In Eversheds Legal Services Ltd v De Belin the Employment Appeal Tribunal has confirmed that favouring a woman on maternity leave in a redundancy scoring was sex discrimination against a man in the same selection pool. The obligation to protect employees who are pregnant or on maternity leave does not extend to favouring such employees beyond what is 'reasonably necessary to compensate them for the disadvantages occasioned by their condition'. Where a maternity or pregnancy benefit is disproportionate because less discriminatory alternatives were available then a disadvantaged colleague may claim sex discrimination.
B, a man, scored lower in a redundancy scoring exercise than a colleague, R, on maternity leave. She was given the maximum notional score for a criterion measuring the time between work being done and payment because there were no current figures available for her because of her maternity leave. As a result, B scored lower overall, and was made redundant. In response to his claim of sex discrimination, the employer argued that a provision of the Sex Discrimination Act 1975 defeated B's claim as it says 'no account shall be taken of special treatment afforded to women in connection with pregnancy or childbirth'.

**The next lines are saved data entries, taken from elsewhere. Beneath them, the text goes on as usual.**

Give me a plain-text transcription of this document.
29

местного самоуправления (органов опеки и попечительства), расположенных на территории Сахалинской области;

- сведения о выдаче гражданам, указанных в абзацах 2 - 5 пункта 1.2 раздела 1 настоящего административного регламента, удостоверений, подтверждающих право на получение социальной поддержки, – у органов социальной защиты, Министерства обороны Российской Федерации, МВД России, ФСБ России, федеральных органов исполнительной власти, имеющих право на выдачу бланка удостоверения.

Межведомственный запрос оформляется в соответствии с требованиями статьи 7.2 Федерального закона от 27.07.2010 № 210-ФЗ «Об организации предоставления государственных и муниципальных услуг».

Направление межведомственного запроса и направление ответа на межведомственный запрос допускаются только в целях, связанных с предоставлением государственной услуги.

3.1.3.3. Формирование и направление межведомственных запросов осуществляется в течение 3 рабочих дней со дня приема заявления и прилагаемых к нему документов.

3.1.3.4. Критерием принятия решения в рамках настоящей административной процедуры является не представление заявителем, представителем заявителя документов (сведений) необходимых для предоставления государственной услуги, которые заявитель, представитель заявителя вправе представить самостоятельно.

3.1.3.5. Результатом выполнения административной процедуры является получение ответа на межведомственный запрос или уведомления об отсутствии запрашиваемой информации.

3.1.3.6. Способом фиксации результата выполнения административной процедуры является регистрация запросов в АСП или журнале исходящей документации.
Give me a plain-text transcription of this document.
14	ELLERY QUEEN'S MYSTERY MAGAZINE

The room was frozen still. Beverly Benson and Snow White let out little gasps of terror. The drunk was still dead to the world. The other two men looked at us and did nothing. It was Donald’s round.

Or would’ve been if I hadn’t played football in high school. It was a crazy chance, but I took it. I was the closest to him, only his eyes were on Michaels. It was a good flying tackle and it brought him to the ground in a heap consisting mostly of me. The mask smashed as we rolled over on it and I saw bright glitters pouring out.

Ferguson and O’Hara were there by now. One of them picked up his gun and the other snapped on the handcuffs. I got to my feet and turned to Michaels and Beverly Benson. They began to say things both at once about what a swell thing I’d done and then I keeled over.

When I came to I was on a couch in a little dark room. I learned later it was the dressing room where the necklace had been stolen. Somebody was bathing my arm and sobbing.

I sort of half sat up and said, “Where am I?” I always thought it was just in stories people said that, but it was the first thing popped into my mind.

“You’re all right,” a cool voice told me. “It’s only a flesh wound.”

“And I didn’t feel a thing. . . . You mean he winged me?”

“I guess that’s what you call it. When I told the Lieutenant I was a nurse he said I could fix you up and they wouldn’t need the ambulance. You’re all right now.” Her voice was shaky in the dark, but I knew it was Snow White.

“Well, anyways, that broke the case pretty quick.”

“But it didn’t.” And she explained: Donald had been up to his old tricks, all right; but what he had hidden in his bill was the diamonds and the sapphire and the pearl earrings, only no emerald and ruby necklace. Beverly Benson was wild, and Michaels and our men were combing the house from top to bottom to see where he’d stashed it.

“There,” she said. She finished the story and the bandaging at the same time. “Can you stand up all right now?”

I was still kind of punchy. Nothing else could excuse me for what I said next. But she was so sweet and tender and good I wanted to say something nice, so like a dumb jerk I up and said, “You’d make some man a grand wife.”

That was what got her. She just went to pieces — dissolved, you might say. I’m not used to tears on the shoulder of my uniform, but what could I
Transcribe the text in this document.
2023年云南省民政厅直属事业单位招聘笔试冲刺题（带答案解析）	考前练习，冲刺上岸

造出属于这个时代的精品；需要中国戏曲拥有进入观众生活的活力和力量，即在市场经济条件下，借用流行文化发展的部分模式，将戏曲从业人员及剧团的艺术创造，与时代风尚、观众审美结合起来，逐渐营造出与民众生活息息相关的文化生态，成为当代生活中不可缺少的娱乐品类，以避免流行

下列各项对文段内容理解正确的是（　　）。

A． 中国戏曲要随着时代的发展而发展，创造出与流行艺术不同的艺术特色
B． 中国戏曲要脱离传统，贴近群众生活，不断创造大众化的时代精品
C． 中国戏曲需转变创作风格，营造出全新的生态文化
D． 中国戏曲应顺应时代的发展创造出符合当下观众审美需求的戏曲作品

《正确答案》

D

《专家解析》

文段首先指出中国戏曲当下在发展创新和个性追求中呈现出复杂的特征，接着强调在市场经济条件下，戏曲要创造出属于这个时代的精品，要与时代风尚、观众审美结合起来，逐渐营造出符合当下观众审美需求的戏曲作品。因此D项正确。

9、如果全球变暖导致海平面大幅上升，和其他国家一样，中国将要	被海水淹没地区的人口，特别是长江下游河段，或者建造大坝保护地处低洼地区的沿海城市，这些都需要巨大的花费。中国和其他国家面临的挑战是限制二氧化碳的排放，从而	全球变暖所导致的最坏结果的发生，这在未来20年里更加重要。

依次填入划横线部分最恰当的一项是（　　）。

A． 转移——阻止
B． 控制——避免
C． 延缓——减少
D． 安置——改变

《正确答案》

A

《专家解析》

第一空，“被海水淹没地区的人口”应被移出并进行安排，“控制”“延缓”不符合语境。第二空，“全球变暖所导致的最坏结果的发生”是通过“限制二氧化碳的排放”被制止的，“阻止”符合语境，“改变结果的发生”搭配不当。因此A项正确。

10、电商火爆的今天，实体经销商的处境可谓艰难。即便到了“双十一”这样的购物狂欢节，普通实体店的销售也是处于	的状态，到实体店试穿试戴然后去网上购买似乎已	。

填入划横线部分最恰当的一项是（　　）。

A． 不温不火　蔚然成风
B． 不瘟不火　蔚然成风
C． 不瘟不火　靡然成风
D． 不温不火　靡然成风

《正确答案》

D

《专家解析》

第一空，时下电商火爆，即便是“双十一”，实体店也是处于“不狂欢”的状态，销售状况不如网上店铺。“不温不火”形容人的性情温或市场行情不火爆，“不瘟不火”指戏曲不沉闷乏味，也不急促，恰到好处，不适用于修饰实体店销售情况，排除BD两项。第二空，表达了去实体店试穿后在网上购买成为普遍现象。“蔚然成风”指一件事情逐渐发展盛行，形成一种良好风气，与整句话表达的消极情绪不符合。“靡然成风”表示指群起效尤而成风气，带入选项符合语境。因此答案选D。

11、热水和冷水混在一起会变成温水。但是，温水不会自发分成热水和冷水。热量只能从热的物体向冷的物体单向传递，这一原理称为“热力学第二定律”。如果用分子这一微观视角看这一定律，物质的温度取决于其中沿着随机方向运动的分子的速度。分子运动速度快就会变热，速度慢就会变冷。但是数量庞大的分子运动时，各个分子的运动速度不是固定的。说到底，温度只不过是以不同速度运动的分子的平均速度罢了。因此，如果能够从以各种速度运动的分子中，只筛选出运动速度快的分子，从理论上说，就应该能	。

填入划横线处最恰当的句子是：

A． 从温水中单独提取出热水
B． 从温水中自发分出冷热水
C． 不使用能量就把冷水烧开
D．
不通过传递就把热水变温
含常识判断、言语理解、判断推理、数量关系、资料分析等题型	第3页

An employment tribunal interpreted 'special treatment' as including only 'those rights where statutory provision has been made for pregnant women and those on maternity leave'. The law could not have been intended to give employers blanket protection against sex discrimination claims by men, and did not protect a woman on maternity leave in a redundancy scoring exercise where she received 'an unfairly inflated score'. There were fair alternative ways of dealing with the situation without disproportionately disadvantaging B, such as looking at the performance of both candidates when they were last at work. This would have enabled R to be scored on a basis that reflected her performance unaffected by her maternity absence. Failure to do this meant that B had therefore been unlawfully discriminated against on the ground of sex and unfairly dismissed. He was awarded £123,053 in compensation. The employer appealed to the EAT.
In the EAT's view, Europena decisions show that the principle of proportionality applies to the right to 'special treatment'. Consequently, the law should be construed so as only to refer to treatment which is 'a proportionate means of achieving the legitimate aim of compensating [a woman] for the disadvantages occasioned by her pregnancy' or maternity leave.
The EAT agreed with the tribunal that the obligation to protect employees who are pregnant or on maternity leave cannot extend to favouring such employees beyond what is 'reasonably necessary to compensate them for the disadvantages occasioned by their condition'. Where a maternity or pregnancy benefit is disproportionate, a disadvantaged colleague may claim sex discrimination. This allows a wide margin of discretion as to the appropriate special treatment for women who are pregnant or on maternity leave, yet 'captious' claims by men who resent the proper protection of women can be given 'short shrift'. Giving too wide an interpretation wide interpretation to legislation protecting pregnant women and those on maternity leave could bring it into disrepute.
Because of the fair marking system available to the employer the EAT concluded that the employer's approach to scoring an employee on maternity leave in a redundancy selection exercise was not proportionate and went beyond what was reasonably necessary. The appeal was therefore rejected.